To solve this, the civil service should copy other big organisations and build its structures “around skills rather than departmental alignments,” suggested Legal Services Commission contracts manager Peter Mason.
As well as better understanding the private sector, and better deploying commercial skills, the civil service needs to undertake a culture change on many fronts, the participants said. For example, Welch pointed out that the government expects companies to make no more than a five per cent return on any contract. “If you are a shareholder, are you going to make five per cent?”, he asked, or are you going to seek a better investment?
Meanwhile Lynne Henderson, head of the education department’s Category Leadership Team, criticised an ingrained risk-aversion in the civil service. “I wonder to what degree this stymies our ability to achieve?” she said. “This culture of audit trails is just there all the time. Let’s cut through these swathes of bureaucracy and make one decision, once.”
Andrew Hyslop, the Office of Fair Trading’s head of sourcing and supplier relations, also urged less caution over contract rules. Sometimes, he suggested, civil servants put together a fresh tender process rather than extending a perfectly good existing contract – even when “most of the time nobody would [challenge an extension] because there are good business reasons for both sides to continue.”
Departments also need to better coordinate their procurement work, said Watson: different departments often let contracts for the same things at different prices. “I’m sure everyone has gone out to tender for a contract and found somebody has done it before them.”

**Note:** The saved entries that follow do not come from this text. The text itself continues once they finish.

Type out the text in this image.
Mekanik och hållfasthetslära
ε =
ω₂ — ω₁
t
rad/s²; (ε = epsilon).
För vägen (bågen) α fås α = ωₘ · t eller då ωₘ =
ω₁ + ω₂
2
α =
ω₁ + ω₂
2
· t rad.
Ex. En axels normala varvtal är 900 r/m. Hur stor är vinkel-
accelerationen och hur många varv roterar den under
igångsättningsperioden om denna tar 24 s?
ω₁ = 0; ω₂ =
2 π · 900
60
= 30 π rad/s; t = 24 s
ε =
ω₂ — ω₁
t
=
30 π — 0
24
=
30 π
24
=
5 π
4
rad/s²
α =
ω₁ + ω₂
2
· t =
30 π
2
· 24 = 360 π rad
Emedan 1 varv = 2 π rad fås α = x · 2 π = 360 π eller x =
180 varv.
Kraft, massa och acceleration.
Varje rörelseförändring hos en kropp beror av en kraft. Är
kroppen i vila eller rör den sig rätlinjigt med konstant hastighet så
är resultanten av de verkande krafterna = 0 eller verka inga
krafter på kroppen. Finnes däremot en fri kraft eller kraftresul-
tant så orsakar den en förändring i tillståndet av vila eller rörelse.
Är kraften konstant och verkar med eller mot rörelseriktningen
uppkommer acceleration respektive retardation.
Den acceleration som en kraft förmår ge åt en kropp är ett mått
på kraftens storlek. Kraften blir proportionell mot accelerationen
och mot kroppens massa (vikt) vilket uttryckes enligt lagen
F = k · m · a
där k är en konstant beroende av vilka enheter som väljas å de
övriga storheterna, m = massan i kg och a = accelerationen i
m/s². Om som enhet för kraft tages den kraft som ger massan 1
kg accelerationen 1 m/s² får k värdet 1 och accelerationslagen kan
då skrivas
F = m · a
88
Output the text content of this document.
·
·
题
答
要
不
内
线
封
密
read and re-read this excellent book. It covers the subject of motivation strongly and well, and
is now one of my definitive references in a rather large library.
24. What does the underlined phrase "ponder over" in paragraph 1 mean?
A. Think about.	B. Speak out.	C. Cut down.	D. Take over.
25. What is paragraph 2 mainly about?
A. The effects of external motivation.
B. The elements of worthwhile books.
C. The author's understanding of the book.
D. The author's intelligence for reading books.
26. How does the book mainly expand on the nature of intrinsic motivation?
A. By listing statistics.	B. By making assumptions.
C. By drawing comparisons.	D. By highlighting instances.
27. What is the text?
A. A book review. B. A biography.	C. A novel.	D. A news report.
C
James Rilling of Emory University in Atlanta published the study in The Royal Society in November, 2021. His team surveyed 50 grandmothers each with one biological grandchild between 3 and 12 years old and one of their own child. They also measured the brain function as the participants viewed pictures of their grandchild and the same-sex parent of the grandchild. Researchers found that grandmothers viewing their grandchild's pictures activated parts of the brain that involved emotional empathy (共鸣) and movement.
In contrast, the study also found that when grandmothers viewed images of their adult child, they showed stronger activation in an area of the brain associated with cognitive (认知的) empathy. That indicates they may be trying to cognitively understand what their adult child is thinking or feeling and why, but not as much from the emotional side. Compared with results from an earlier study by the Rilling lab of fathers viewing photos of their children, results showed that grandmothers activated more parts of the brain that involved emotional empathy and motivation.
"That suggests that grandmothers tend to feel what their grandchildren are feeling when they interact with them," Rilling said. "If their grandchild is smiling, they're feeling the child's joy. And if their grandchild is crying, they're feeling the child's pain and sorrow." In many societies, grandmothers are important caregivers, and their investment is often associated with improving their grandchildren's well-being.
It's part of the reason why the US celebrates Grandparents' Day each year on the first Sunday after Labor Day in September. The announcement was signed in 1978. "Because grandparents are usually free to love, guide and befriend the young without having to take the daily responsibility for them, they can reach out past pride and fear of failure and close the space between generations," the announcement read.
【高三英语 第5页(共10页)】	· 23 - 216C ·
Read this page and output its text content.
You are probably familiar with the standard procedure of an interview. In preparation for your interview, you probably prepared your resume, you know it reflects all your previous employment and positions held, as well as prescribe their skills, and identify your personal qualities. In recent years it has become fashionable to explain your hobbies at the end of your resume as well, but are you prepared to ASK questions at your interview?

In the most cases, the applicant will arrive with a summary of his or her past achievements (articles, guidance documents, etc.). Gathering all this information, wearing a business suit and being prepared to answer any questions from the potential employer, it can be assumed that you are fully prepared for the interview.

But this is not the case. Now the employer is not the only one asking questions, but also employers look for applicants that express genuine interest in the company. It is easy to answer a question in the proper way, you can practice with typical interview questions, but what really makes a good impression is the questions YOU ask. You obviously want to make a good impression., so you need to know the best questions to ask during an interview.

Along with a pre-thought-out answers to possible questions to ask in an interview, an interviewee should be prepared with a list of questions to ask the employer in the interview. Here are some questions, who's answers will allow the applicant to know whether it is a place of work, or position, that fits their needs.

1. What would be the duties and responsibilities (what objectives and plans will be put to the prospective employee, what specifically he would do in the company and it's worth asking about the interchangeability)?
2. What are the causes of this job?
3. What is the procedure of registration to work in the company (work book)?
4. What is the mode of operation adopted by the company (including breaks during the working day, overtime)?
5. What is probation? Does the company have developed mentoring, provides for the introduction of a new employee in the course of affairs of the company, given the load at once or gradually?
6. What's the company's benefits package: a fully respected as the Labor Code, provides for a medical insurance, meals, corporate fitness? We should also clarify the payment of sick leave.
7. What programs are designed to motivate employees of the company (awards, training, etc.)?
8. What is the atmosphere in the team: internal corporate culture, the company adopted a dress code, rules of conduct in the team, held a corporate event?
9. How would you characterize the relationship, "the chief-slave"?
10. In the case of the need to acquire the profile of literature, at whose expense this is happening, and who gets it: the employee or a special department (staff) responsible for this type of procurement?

Speaking off the record, one participant said savings could be found by designing contracts in such a way that other public bodies could join them further down the line. While departments with existing professional or geographical relationships might collaborate in this way, he said, no structure exists across the civil service to identify or facilitate such opportunities: designing contracts that are open to new public sector buyers would create “a great incentive for the commercial sector, because a private concern will look to the medium- and long-term – and if the door is open on scalability, that will help you drive a better deal.”
The challenge is a big one. Departments must better pool their skills, open up their contracts, relax their requirements, and understand the private sector. The next step will come when the Cabinet Office publishes the Civil Service Capabilities Plan, scheduled for early this year, and sets out the exact skills and approaches civil servants must adopt. Until then, though, this round table shows that there is plenty for civil servants to be getting on with.